Fear the Drowning Deep
By Sarah Glenn Marsh
The most difficult books to review are those that aren’t really good or really bad – just all those mediocre books.
It seemed so promising! Set on the Isle of Man at the very beginning of the 20th century, it could have explored a fairly unique place and time for YA novels. Unfortunately, Fear the Drowning Deep is just really silly.
Sixteen-year-old Bridey spends the entire book careening between crises, making very little distinction between being teased by her sisters, forced to get a job by her parents, and witnessing the disappearances of various friends and neighbors. Her most consistent character trait is that she hates and fears the ocean, which is more than a little inconvenient on a small island where fishing is the main economy.* Of course everything comes back to that, and she must face her fears to save the day.
It became such a hodgepodge of fantasy elements and mundane details that I couldn’t get a good sense of whether the fantasy was rooted in actual myths from the time and place, and the book did not inspire me to do any additional research. Adding to the disconnect was the mundane details were often given far more drama than the fantastical—a sea serpent must just be dealt with, , but a nosy and judgmental neighbor can warp your entire life, apparently.
*This lead to an extra level of unbelievability for me, which was not the author’s fault. I just love the ocean so much that I can’t even conceive anyone feeling otherwise. If I could live where I could see and smell the ocean all the time, I would be in heaven!
Twisted: The Girl Who Uncovered Rumpelstiltskin’s Name
By Bonnie M Hennessy
Twisted, on the other hand, is not silly or mediocre — it is confusingly both very good and very bad, so I was never sure if I was enjoying it or not (up until the big climax, when I was most certainly not). It is a retelling of the Rumpelstiltskin story, which is a big part of the problem, since that story is awful.
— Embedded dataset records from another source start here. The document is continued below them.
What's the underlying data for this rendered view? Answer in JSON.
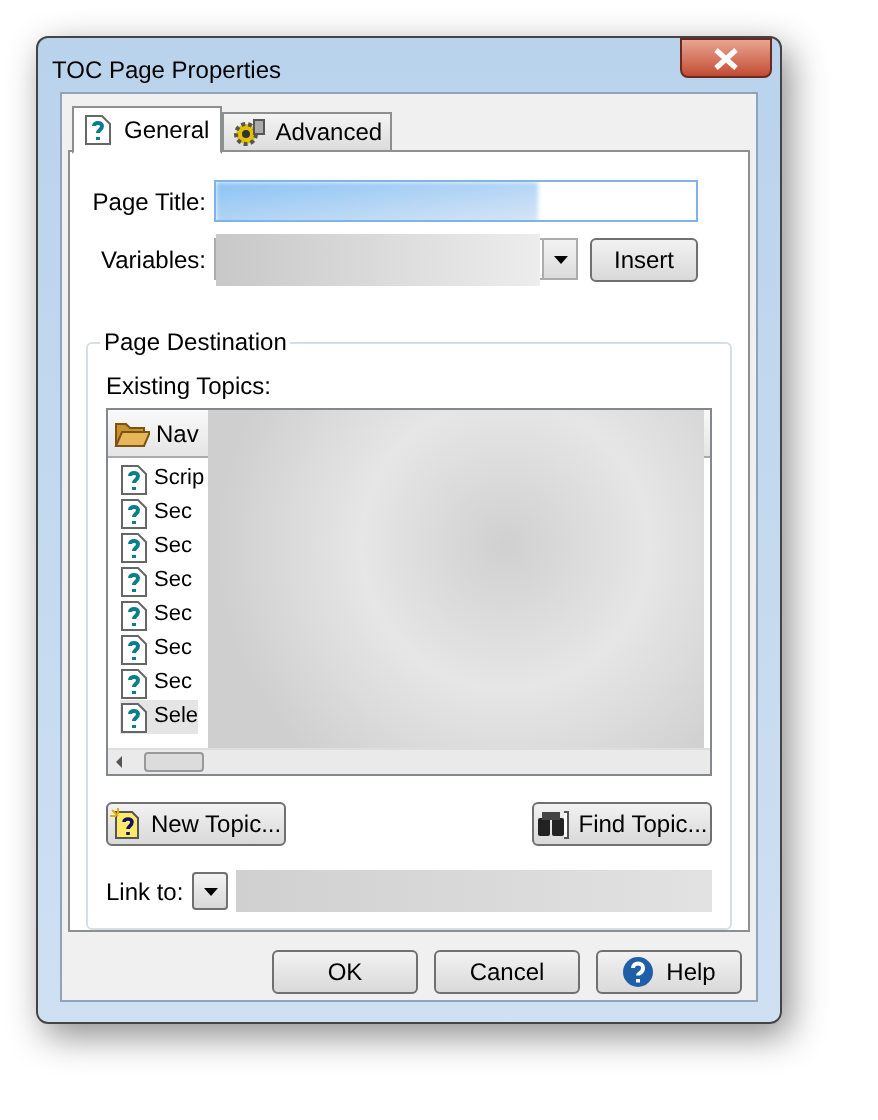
{
  "window": {
    "title": "TOC Page Properties"
  },
  "tabs": [
    {
      "label": "General",
      "selected": true,
      "kind": "help"
    },
    {
      "label": "Advanced",
      "selected": false,
      "kind": "gear"
    }
  ],
  "page_title": {
    "label": "Page Title:"
  },
  "variables": {
    "label": "Variables:",
    "button": "Insert"
  },
  "page_destination": {
    "title": "Page Destination",
    "existing_topics_label": "Existing Topics:",
    "header": "Nav",
    "topics": [
      {
        "label": "Scrip",
        "selected": false
      },
      {
        "label": "Sec",
        "selected": false
      },
      {
        "label": "Sec",
        "selected": false
      },
      {
        "label": "Sec",
        "selected": false
      },
      {
        "label": "Sec",
        "selected": false
      },
      {
        "label": "Sec",
        "selected": false
      },
      {
        "label": "Sec",
        "selected": false
      },
      {
        "label": "Sele",
        "selected": true
      }
    ]
  },
  "topic_buttons": [
    {
      "label": "New Topic...",
      "kind": "new"
    },
    {
      "label": "Find Topic...",
      "kind": "find"
    }
  ],
  "link_to": {
    "label": "Link to:"
  },
  "buttons": [
    {
      "label": "OK",
      "kind": "default"
    },
    {
      "label": "Cancel",
      "kind": "plain"
    },
    {
      "label": "Help",
      "kind": "help"
    }
  ]
}
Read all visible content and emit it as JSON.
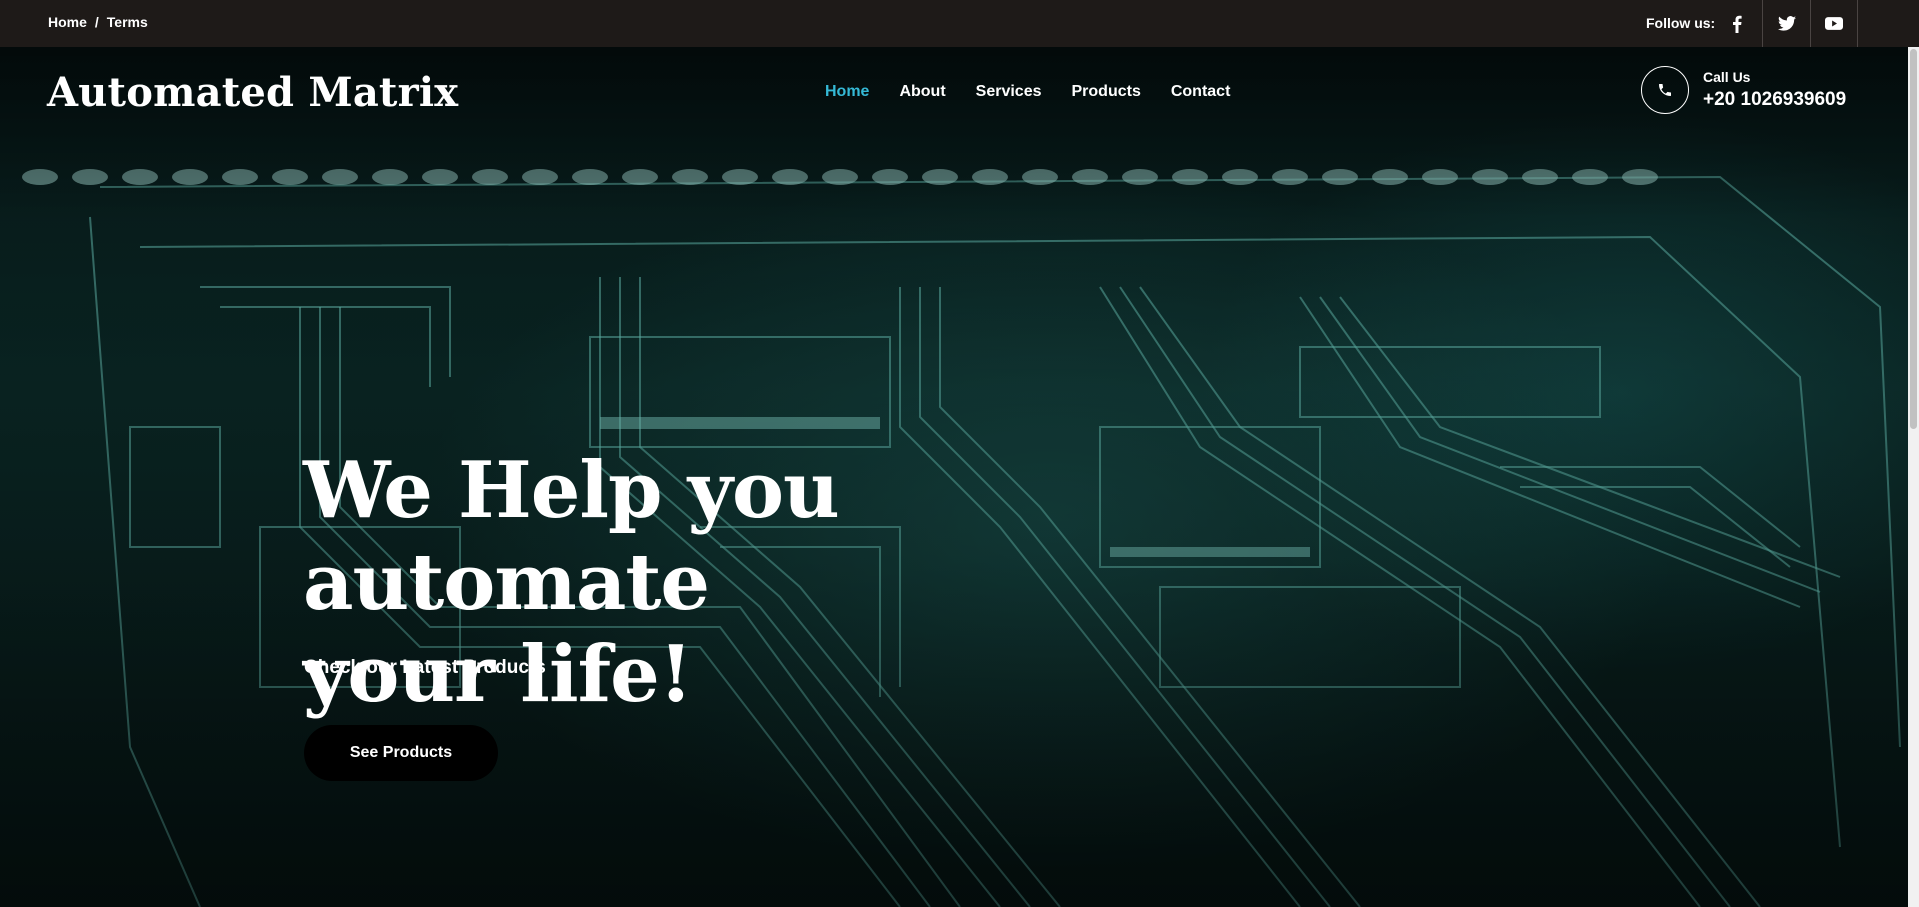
{
  "topbar": {
    "breadcrumb": [
      "Home",
      "Terms"
    ],
    "breadcrumb_separator": "/",
    "follow_label": "Follow us:",
    "social_icons": [
      "facebook-icon",
      "twitter-icon",
      "youtube-icon"
    ]
  },
  "header": {
    "brand": "Automated Matrix",
    "nav": [
      {
        "label": "Home",
        "active": true
      },
      {
        "label": "About",
        "active": false
      },
      {
        "label": "Services",
        "active": false
      },
      {
        "label": "Products",
        "active": false
      },
      {
        "label": "Contact",
        "active": false
      }
    ],
    "call_label": "Call Us",
    "call_number": "+20 1026939609",
    "call_icon": "phone-icon"
  },
  "hero": {
    "headline_line1": "We Help you automate",
    "headline_line2": "your life!",
    "subheadline": "Check our Latest Products",
    "cta_label": "See Products"
  },
  "colors": {
    "topbar_bg": "#1e1a18",
    "nav_active": "#35b9d6",
    "cta_bg": "#000000"
  }
}
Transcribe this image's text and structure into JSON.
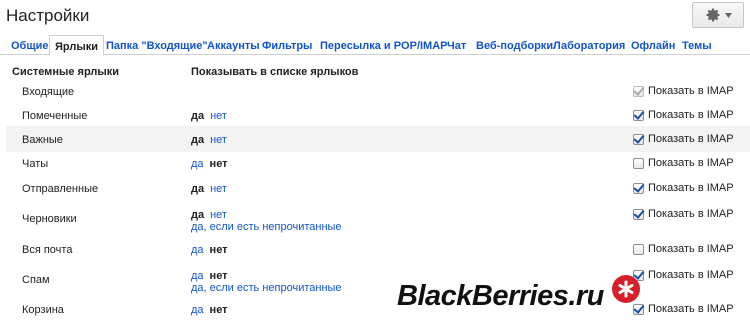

The central woman in the original story has almost no personal agency, and is tossed from man to man: her father to the king, to Rumpelstiltskin, and then back to the king, who becomes her husband.
By trying to flesh out the story and give more depth to each character, the author took on a really challenging task, but unfortunately it just highlights how awful all of the men are and how terribly they treat the heroine. Early on I told Rebecca that I couldn’t tell whether the book was chauvinist or misandrist, which is a very odd spot to be in. Set sort of indeterminately in an England-type place in an 18th-19th century-type time, the king is now a duke in this version, with neighboring lands to heroine Aiofe’s previously wealthy but now struggling family. Mild spoiler: early on in their relationship, he clumsily tries to engage with her, crowding her space and touching her without permission (very bad! men are the worst!), at which point Aiofe panics and prepares to attack with an ax she has on hand (oh…uh…I’m not sure that was a capital offense, actually).
The entire book continues this way in a very unsettling manner. Is Aiofe a competent woman who faces potential threats squarely, or an unbalanced child who brings trouble onto herself with her assumptions and over-reactions? Is the Duke an entitled nobleman trying to break from his upbringing in order to make honest human connections, or is he a sociopath who values other people only in how they can serve him? Is Rumpelstiltskin a damaged spirit looking for acceptance and understanding, or a sulky godling who demands complete devotion? These would all seem to be pretty stark opposites and yet they somehow seemed to exist simultaneously, which made for a very unsettling read, and not in a good way.
Honestly, I felt like this book was somehow gaslighting me, which fits in with the characters pretty well, actually. By the end, the extreme amount of emotional labor that the various female characters all had to do for the various male characters really soured me on the whole thing.